Con il rischio crescente che le sfuriate del capofamiglia, operaio di 49 anni che al di fuori del contesto familiare non avrebbe mai dato segni di eccessi, si tramutassero in aggressioni violente. Tanto da presentarsi al comando di stazione dei carabinieri, come ha fatto la compagna e madre dei due figli, ai primi di agosto. Raoul avrebbe affrontato il papà alle 17 di quel maledetto giorno d’estate, colpendolo nel tentativo di disarmarlo per poi lasciarlo in una pozza di sangue, senza vita, vegliandolo in attesa dell’arrivo delle forze dell’ordine chiamate dalla mamma. Questo in sintesi il racconto di quei secondi concitati conclusi in tragedia. Gli investigatori vogliono chiarire innanzitutto chi tra padre e figlio fosse armato della lama quando il nuovo alterco finito nel sangue ha avuto inizio, punto cruciale della cruenta vicenda da accertare.

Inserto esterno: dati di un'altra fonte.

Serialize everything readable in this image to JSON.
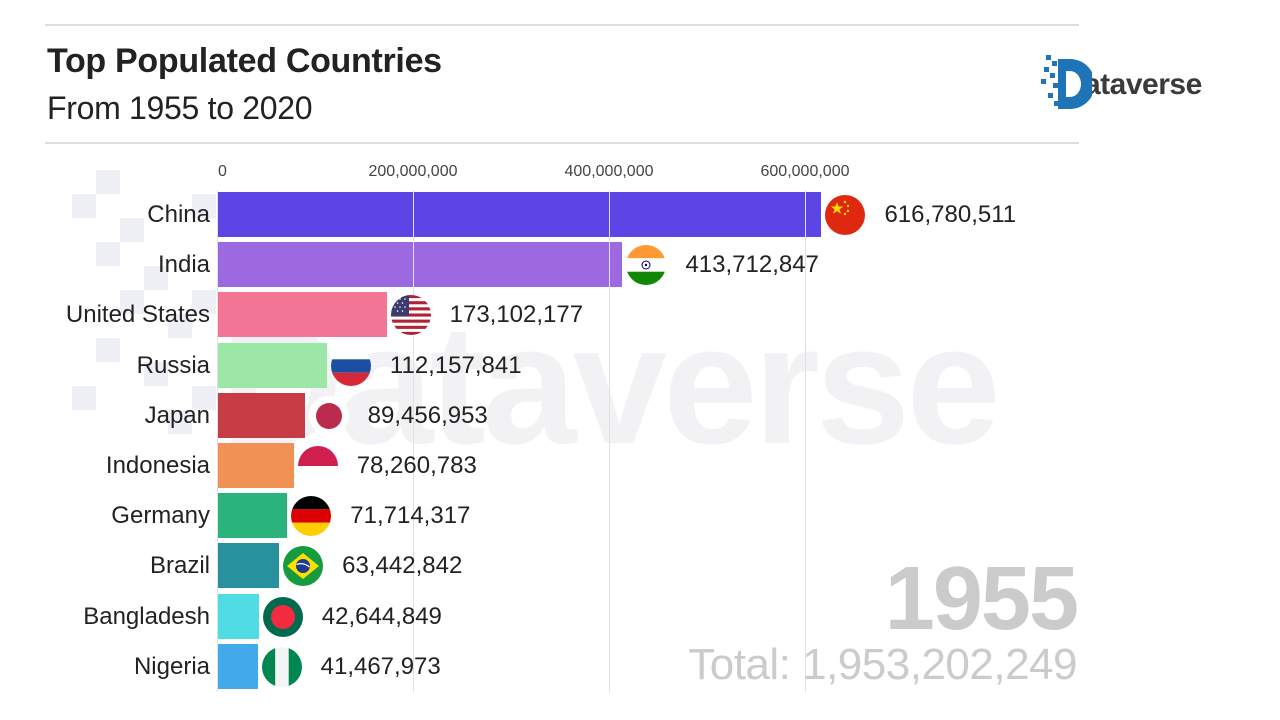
{
  "header": {
    "title": "Top Populated Countries",
    "subtitle": "From 1955 to 2020"
  },
  "logo": {
    "text": "ataverse",
    "full_name": "Dataverse",
    "color": "#1f73b7"
  },
  "watermark": {
    "text": "Dataverse"
  },
  "year_display": {
    "year": "1955",
    "total": "Total: 1,953,202,249"
  },
  "chart_data": {
    "type": "bar",
    "orientation": "horizontal",
    "title": "Top Populated Countries",
    "subtitle": "From 1955 to 2020",
    "xlabel": "",
    "ylabel": "",
    "xlim": [
      0,
      800000000
    ],
    "x_ticks": [
      0,
      200000000,
      400000000,
      600000000
    ],
    "x_tick_labels": [
      "0",
      "200,000,000",
      "400,000,000",
      "600,000,000"
    ],
    "grid": true,
    "legend": null,
    "annotations": [
      "1955",
      "Total: 1,953,202,249"
    ],
    "categories": [
      "China",
      "India",
      "United States",
      "Russia",
      "Japan",
      "Indonesia",
      "Germany",
      "Brazil",
      "Bangladesh",
      "Nigeria"
    ],
    "values": [
      616780511,
      413712847,
      173102177,
      112157841,
      89456953,
      78260783,
      71714317,
      63442842,
      42644849,
      41467973
    ],
    "value_labels": [
      "616,780,511",
      "413,712,847",
      "173,102,177",
      "112,157,841",
      "89,456,953",
      "78,260,783",
      "71,714,317",
      "63,442,842",
      "42,644,849",
      "41,467,973"
    ],
    "colors": [
      "#5b45e4",
      "#9d69e1",
      "#f37596",
      "#9ce6a6",
      "#c83d45",
      "#ef9253",
      "#2bb37e",
      "#27919d",
      "#4fdce4",
      "#42aaea"
    ],
    "flags": [
      "china-flag",
      "india-flag",
      "usa-flag",
      "russia-flag",
      "japan-flag",
      "indonesia-flag",
      "germany-flag",
      "brazil-flag",
      "bangladesh-flag",
      "nigeria-flag"
    ]
  }
}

Ora il ragazzo 18enne, per quanto umanamente provato da questa indelebile vicenza e da tre settimane di detenzione nella prigione di San Pio X, torna in un’abitazione che ha facoltà di eleggere a proprio domicilio in attesa dei provvedimenti decisi dal Tribunale. Rimane ovviamente indagato, con a suo carico un capo d’accusa infamante: omicidio volontario aggravato. La formula difensiva della legittima difesa, di se stesso e dei suoi cari, sarà sostenuta con forza nel processo penale che si celebrerà in un’aula di giustizia a Vicenza verosimilmente tra qualche mese.